Opposition parties are just starting to roll out their election programs. These programs, in particular, must convince the electorate that their vision is one that goes beyond unseating Erdoğan: It remains unclear, for example, how a politically and legally cumbersome return to the parliamentary system, which all opposition candidates promise, would be achieved. On the question of the economy, İnce in particular is making waves with talk of moving emphasis from an increasingly unwieldy construction sector to boosting high-tech industrial production, and Akşener with a thoughtful critique of youth unemployment. But a thorough and convincing roadmap for much-needed macroeconomic reform has not been forthcoming from either Erdoğan or his opponents. On foreign policy, İnce is unequivocally advocating improved relations with trans-Atlantic allies and the EU. Akşener, while stressing the need for a strong European-Turkish partnership, is critical of the EU for driving Turkey’s membership talks into a dead end, and not surprisingly emphasizes the importance of relations with the Turkic and Muslim world.

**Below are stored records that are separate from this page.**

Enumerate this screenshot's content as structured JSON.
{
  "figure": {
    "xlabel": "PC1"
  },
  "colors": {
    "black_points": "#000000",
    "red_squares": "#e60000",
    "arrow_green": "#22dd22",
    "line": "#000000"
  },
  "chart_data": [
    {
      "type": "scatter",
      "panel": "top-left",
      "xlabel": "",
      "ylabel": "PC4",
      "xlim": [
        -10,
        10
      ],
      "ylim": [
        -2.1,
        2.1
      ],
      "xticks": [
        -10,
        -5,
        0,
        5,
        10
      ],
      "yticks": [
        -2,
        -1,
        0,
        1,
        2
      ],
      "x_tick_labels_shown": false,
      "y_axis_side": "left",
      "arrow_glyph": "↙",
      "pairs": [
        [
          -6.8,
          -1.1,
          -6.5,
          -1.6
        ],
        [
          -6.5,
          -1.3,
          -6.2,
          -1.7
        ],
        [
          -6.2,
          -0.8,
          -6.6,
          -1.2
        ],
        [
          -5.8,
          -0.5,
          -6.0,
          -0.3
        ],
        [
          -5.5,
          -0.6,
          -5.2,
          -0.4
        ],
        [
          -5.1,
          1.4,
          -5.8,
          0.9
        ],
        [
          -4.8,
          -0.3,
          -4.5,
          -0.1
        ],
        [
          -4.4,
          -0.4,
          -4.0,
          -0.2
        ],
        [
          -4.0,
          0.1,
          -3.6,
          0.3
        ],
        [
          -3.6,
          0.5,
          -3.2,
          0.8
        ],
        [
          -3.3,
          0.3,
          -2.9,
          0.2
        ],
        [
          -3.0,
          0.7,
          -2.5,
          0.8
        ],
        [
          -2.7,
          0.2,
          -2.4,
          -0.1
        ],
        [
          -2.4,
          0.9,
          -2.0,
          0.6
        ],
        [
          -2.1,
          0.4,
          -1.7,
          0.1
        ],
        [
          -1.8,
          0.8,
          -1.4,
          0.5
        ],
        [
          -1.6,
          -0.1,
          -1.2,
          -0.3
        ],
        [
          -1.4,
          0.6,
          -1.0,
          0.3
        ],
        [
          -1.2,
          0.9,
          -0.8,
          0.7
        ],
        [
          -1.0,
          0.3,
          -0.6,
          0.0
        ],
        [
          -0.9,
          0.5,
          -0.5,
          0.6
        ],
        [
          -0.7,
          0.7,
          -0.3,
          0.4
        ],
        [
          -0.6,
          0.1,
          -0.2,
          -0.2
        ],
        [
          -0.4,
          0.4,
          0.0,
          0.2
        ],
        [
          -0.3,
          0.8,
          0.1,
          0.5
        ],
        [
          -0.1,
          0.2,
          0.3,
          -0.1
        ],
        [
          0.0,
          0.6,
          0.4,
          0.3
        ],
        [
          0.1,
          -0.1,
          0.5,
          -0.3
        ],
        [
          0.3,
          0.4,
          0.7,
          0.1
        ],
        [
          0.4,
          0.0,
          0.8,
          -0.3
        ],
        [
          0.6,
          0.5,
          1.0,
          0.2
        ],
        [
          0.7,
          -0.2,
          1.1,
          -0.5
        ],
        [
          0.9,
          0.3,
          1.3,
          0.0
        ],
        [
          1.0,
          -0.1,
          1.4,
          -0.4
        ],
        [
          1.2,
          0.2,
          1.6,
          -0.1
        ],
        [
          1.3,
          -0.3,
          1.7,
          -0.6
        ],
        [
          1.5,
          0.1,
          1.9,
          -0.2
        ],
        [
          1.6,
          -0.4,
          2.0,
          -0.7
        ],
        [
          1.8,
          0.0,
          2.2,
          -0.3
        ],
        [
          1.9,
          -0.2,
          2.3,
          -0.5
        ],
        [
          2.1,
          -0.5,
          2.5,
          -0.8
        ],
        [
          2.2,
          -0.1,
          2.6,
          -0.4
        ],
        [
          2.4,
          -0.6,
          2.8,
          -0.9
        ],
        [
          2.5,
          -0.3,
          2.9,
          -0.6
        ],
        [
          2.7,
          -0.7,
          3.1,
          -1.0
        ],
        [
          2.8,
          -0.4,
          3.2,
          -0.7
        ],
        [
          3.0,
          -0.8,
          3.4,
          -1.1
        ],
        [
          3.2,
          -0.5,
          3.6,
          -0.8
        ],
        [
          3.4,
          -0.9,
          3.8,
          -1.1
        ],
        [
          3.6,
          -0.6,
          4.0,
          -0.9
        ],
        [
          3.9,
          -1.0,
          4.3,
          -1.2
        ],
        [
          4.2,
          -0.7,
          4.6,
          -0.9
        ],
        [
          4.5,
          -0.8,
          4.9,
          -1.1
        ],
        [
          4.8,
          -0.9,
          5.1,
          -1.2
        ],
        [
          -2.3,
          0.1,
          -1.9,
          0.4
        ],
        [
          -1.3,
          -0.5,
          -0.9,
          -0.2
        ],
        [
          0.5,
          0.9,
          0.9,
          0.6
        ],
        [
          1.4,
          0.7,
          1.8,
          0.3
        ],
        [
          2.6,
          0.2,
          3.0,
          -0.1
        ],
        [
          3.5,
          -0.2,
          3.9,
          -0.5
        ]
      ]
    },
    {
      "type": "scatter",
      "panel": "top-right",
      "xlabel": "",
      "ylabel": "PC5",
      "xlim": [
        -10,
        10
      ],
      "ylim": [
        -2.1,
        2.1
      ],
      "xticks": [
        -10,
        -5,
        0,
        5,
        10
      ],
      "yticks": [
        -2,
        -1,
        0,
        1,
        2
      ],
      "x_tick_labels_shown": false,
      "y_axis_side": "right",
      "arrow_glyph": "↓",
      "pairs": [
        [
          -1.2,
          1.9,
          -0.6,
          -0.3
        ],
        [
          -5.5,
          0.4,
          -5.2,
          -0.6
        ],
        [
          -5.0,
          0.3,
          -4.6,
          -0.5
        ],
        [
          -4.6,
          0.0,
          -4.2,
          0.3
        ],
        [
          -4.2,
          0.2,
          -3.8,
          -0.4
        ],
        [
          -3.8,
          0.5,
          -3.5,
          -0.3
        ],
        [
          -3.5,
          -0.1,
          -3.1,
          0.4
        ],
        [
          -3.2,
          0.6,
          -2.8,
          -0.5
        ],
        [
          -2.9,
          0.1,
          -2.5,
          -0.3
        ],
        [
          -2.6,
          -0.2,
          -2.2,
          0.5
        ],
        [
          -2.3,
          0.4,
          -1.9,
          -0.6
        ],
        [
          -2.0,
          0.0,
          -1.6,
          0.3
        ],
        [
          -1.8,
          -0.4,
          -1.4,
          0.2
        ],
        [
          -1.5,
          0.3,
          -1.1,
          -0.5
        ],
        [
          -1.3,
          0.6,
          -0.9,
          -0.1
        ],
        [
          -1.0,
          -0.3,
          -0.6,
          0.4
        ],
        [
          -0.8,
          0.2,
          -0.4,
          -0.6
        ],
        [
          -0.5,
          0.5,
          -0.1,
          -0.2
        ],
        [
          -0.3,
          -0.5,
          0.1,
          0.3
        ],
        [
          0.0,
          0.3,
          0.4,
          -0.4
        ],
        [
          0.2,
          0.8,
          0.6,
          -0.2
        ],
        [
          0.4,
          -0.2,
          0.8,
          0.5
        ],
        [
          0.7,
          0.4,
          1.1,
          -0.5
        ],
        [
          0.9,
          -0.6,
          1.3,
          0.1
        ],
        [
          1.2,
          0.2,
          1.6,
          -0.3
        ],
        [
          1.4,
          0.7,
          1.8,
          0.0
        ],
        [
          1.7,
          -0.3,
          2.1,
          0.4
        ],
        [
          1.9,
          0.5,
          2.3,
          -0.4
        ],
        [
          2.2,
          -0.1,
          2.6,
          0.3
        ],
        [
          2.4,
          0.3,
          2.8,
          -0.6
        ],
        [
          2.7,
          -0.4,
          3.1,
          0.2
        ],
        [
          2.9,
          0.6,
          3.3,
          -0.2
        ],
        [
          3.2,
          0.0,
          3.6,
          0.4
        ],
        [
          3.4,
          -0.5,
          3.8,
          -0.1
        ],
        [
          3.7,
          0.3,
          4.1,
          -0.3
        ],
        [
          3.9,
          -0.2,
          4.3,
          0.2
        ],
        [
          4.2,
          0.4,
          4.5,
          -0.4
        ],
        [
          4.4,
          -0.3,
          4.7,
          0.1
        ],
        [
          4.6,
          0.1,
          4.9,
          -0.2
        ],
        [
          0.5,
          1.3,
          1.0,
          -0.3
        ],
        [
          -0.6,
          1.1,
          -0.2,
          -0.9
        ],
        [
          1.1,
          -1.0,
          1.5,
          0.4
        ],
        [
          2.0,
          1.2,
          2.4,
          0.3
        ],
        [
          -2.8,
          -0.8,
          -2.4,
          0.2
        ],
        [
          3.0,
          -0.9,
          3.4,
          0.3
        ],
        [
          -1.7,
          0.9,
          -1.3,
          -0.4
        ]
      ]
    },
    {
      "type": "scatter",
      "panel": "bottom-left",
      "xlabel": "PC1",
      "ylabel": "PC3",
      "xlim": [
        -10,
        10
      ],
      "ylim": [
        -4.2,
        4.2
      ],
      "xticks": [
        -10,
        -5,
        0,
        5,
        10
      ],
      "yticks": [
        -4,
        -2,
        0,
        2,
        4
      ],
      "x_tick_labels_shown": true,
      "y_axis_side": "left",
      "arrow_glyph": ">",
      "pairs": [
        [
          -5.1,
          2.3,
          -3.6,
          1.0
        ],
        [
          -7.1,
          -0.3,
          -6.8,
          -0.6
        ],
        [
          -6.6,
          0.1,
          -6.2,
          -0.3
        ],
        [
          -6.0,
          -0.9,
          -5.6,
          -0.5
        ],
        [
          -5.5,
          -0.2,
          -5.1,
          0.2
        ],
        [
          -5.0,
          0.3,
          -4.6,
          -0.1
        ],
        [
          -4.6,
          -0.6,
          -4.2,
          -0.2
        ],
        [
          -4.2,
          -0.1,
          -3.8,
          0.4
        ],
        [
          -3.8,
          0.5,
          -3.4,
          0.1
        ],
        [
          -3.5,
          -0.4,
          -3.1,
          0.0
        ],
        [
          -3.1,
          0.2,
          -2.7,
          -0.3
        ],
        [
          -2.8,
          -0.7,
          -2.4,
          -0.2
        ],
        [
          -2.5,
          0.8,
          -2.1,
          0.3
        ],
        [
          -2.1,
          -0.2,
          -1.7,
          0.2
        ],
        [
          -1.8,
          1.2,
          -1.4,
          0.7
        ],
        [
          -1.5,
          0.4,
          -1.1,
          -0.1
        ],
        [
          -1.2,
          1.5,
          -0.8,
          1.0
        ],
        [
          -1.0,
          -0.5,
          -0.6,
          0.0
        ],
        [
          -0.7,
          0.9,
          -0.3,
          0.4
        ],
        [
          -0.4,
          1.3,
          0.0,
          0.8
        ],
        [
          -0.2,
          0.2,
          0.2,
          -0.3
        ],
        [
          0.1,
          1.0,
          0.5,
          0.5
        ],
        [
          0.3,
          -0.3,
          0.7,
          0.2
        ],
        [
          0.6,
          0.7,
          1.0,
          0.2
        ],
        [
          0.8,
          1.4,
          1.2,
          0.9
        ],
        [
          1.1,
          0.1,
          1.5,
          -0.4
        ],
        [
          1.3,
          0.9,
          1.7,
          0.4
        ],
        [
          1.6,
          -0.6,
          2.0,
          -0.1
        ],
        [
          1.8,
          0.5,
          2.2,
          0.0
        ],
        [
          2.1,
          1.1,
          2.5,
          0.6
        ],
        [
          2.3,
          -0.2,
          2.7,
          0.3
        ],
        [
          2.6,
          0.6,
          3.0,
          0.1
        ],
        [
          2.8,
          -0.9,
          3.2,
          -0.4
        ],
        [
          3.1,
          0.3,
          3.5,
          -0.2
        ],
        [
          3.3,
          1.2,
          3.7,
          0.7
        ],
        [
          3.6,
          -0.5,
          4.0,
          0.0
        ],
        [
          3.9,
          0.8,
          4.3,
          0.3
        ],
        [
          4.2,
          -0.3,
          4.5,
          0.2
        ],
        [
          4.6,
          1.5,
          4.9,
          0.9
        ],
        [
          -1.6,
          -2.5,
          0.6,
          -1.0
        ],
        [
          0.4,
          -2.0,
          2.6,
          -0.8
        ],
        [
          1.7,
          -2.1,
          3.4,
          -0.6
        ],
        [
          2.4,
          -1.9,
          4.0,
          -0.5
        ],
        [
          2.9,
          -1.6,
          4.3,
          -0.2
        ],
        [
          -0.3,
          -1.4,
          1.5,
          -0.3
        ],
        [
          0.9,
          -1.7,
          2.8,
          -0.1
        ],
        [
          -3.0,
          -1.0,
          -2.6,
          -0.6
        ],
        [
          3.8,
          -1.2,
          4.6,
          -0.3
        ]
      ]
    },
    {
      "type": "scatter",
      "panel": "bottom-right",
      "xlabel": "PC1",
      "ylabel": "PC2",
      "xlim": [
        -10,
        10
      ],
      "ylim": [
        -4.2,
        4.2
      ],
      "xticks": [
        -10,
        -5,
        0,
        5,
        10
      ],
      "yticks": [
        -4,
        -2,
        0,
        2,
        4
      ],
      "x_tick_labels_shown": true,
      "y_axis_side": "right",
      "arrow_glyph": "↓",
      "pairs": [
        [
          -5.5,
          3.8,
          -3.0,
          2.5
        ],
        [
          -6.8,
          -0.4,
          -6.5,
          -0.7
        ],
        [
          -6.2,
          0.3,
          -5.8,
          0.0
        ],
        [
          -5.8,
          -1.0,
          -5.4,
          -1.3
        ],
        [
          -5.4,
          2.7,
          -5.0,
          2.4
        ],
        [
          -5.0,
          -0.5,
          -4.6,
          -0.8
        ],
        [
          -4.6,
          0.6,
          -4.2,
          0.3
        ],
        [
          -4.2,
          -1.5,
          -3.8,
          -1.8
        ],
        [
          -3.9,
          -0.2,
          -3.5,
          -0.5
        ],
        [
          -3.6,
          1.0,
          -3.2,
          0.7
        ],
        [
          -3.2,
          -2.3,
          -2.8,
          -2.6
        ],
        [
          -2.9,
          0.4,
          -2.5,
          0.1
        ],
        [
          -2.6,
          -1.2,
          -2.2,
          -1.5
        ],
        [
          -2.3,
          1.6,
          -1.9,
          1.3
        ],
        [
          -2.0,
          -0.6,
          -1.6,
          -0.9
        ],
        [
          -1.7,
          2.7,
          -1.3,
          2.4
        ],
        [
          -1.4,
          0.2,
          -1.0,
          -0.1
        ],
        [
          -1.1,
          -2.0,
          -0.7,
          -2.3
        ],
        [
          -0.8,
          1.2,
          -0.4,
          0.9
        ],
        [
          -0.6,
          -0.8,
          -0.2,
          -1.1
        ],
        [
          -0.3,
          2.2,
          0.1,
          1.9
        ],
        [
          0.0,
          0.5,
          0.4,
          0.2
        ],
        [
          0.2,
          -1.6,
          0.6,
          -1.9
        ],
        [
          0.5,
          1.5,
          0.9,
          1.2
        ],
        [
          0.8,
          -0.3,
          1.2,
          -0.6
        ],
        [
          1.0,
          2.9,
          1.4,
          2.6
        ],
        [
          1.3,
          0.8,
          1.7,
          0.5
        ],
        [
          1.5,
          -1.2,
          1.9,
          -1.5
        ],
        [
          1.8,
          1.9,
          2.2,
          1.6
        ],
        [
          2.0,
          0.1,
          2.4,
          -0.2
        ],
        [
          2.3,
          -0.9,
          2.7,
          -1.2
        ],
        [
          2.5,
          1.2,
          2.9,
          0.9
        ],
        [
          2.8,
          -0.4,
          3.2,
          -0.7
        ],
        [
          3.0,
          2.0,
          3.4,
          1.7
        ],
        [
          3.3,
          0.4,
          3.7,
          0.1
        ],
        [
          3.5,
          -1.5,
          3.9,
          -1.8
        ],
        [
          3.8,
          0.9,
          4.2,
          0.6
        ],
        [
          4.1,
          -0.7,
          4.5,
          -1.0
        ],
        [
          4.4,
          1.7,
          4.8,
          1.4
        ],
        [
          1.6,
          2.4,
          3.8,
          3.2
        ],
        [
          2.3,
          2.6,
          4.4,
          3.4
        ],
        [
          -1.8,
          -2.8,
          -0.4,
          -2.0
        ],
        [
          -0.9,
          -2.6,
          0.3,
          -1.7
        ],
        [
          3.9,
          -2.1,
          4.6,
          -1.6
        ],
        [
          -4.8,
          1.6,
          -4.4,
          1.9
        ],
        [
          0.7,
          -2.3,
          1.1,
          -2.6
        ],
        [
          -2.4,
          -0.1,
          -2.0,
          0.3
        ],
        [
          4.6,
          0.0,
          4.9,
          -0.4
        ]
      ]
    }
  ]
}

But perhaps most critically, all parties—government and opposition alike—should ensure that controversial new election laws should be applied conscientiously, and that the June 24 elections are free and fair without the slightest shadow of a doubt. Any domestic and international perception that the elections have been tampered with would only aggravate Turkey’s mounting social and economic woes. If the worst fears of some commentators are confirmed and incidents of coercion and violence sully the elections or their aftermath, Turkey’s already heated political scene could be brought to the brink.
To go back to the question we pose in the title: Yes, both Erdoğan and his challengers do have a real chance at victory in what may become Turkey’s most contested electoral race in recent history, and the AKP’s own mistakes should show that there is little to be gained by looking at Turkish politics dismissively.